Since DHS secretary Janet Napolitano in 2011 cancelled the failed SBInet program, CBP’s Office of Technology Innovation and Acquisition (OTIA) has awarded defense contractors approximately $186,000,000 to replace it. Mark Borkowski’s Office of Technology Innovation and Acquisition (OTIA) has created problems which directly impacting safety and productivity of Border Patrol agents: The needlessly delayed Integrated Fixed Towers (IFT) project has once again placed Border Patrol agents in harm’s way because the men and women who risk their lives patrolling the line still do not possess sophisticated surveillance technology to fight the drug cartels, human traffickers, and potential terrorists crossing our international borders.

Since Secretary of Homeland Security Janet Napolitano in 2011 cancelled the failed SBInet program (Secure Border Initiative network), CBP’s Office of Technology Innovation and Acquisition (OTIA) has awarded defense contractors approximately $186,000,000 to replace it. CBP awarded significant funds to contractors to produce five major surveillance technologies for use along the southern border. These surveillance technologies are crucially required for our national security because SBInet, the so-called virtual fence, was never successfully completed.

Mark Borkowski, who served as the senior executive in charge of SBInet from 2006 to 2010, was promoted in 2010 to the CBP’s Assistant Commissioner and Chief Acquisition Officer. As such he currently leads OTIA. Boeing, Inc., the primary contractor for SBInet under the supervision of Borkowski, received approximately $1.2 billion but only constructed twenty communication towers in Arizona.

CBP currently calls these towers, all that are left of the failed SBInet program, Block 1. In 1989 the program to integrate border surveillance technology was called ICAD, then, when ICAD failed, it was called ICAD II, then ICAD III, then ISIS (Integrated Surveillance Intelligence System), followed by the American Shield Initiative (ASI), the Secure Border Initiative Tactical Initiative (SBI TI), then Project 28 and P-28, and, finally, before the most recent name change in 2012, it was sometimes referred to as Tuscon-1 and Ajo-1.
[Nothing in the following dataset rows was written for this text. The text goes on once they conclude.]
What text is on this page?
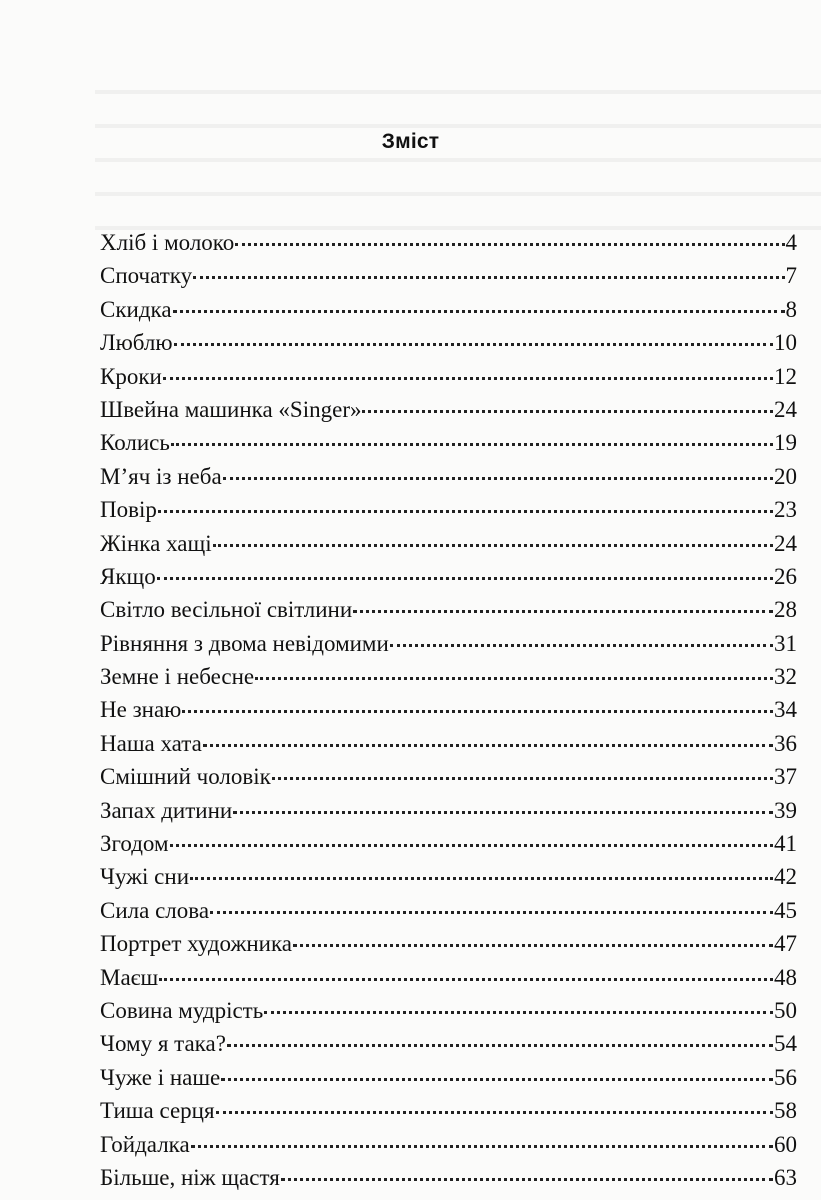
Зміст
Хліб і молоко	4
Спочатку	7
Скидка	8
Люблю	10
Кроки	12
Швейна машинка «Singer»	24
Колись	19
М’яч із неба	20
Повір	23
Жінка хащі	24
Якщо	26
Світло весільної світлини	28
Рівняння з двома невідомими	31
Земне і небесне	32
Не знаю	34
Наша хата	36
Смішний чоловік	37
Запах дитини	39
Згодом	41
Чужі сни	42
Сила слова	45
Портрет художника	47
Маєш	48
Совина мудрість	50
Чому я така?	54
Чуже і наше	56
Тиша серця	58
Гойдалка	60
Більше, ніж щастя	63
A total of five CBP contracts awarded by Borkowski’s OTIA since SBInet have gone to various companies to build the Mobile Surveillance Capabilities (MSC) Program, the Ultra-light Aircraft Detection (ULAD) Systems, the Remote Video Surveillance Systems (RVSS) Program, the Mobile Video Surveillance Systems (MVSS), and the Integrated Fixed Towers (IFT). Awardees include ICX Platforms Corporation, Telephonics Corporation, SRC Tec Inc., Management Services Group Inc., EFW, Mistral Inc., and Tactical Micro.

However, as was the case with SBInet from 2006 until 2011, the majority of these newest border surveillance programs have been burdened by a number of agency problems and delays. These problems and delays directly impact both the efficiency and safety of Border Patrol agents in the field. These security challenges facing Border Patrol agents in turn adversely impact national security along our border with Mexico.